Richard Kruspe: Well, no because the life hasn’t changed in that direction. I mean, the reason why I do that was always to keep the balance between my personality and Rammstein. But I never felt that I needed to play more live. I always have my band and the quality of touring with Rammstein is obviously very high, so I never felt like, “Oh, and now I feel like there’s a lack of live playing, so I need to play more live.” And it sounds, again, very selfish, but I think it’s important that I need to see the need to do that. Let’s say, if Rammstein wouldn’t play any more tomorrow, then I would reconsider it. But at the moment, I’m quite comfortable in the situation where I have the live band, and I never missed more playing live, to be honest.
So before we wrap things up, I want to ask you a bit about the future. So what does it hold for you personally?

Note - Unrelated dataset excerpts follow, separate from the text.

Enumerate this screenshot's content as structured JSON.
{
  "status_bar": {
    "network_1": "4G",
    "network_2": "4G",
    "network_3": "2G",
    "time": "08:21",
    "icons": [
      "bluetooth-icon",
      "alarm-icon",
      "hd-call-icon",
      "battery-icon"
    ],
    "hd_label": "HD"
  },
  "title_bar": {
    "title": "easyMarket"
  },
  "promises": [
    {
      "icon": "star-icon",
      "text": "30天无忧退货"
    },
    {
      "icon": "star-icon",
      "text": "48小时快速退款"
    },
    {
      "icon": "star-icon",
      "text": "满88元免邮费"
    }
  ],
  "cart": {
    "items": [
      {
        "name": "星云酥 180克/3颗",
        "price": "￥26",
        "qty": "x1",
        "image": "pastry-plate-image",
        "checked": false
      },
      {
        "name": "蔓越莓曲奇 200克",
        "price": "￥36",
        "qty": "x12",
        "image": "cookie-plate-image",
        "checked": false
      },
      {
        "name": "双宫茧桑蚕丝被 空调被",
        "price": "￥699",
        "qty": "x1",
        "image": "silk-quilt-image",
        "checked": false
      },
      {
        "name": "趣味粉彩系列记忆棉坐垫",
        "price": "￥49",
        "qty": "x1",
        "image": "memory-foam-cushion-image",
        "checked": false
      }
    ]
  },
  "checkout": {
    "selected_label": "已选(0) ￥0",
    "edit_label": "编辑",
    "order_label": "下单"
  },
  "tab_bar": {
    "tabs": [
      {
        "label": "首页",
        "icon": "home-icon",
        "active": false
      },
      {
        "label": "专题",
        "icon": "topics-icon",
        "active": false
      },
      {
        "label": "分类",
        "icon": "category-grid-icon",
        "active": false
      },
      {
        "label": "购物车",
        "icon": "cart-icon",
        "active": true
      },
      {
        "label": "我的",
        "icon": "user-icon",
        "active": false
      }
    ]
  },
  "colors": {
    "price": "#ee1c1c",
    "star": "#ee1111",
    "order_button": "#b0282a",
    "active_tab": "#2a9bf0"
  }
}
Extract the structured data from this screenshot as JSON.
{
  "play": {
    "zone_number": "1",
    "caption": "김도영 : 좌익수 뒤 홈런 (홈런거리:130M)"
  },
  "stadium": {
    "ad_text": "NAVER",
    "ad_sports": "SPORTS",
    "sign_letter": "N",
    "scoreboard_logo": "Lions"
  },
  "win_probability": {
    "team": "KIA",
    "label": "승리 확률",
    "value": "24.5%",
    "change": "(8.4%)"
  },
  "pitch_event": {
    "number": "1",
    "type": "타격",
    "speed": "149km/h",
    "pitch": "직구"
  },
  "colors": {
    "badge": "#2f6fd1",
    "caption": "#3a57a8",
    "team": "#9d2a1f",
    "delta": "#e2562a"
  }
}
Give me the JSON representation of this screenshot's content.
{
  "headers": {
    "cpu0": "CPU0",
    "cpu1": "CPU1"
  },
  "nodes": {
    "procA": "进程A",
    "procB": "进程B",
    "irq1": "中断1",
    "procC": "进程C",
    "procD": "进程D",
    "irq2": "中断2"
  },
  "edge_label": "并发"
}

Richard Kruspe: The future? Ah. Oh, wow. The future. Yeah. There’s a nice saying. If you want to make God smile, tell him your plans, kind of. [Laughs.] I mean, in the end of the day, I think as older you get, you realize how time in general is important. And for me, I realize that there are– I mean, I used to be one of those guys that spent like every day in the studio working. So I’m trying to find also a balance between my work and my personal life, try to keep the balance between being happy and miserable just to survive. And working on a personal stuff like keeping your relationship, spending time with my kids or my family, stuff like that. I also love to create rooms. I’ve created a little barbershop that looks like a New York barbershop from the ’60s here at my house. So I mean, there’s a lot of things to do. There’s still things that I would like to do. I think I love being on a boat. So it always something I want to do to sail or something like that. And other that, I mean, again, life is– in my life, things are very unpredictable, so I don’t know what’s coming up, and I kind of like it.
Let’s leave it that way. Hey, thanks a lot, Richard, for your time, and all the best for the release of the upcoming album tomorrow. Anything you want to say as last words to all the Finnish fans?
Richard Kruspe: No, there’s just enjoy listening. And thank you, Arto. Is it Arto? Did I pronounce it right?
Yes you did.
Richard Kruspe: Okay. All right. Thank you and have a beautiful day.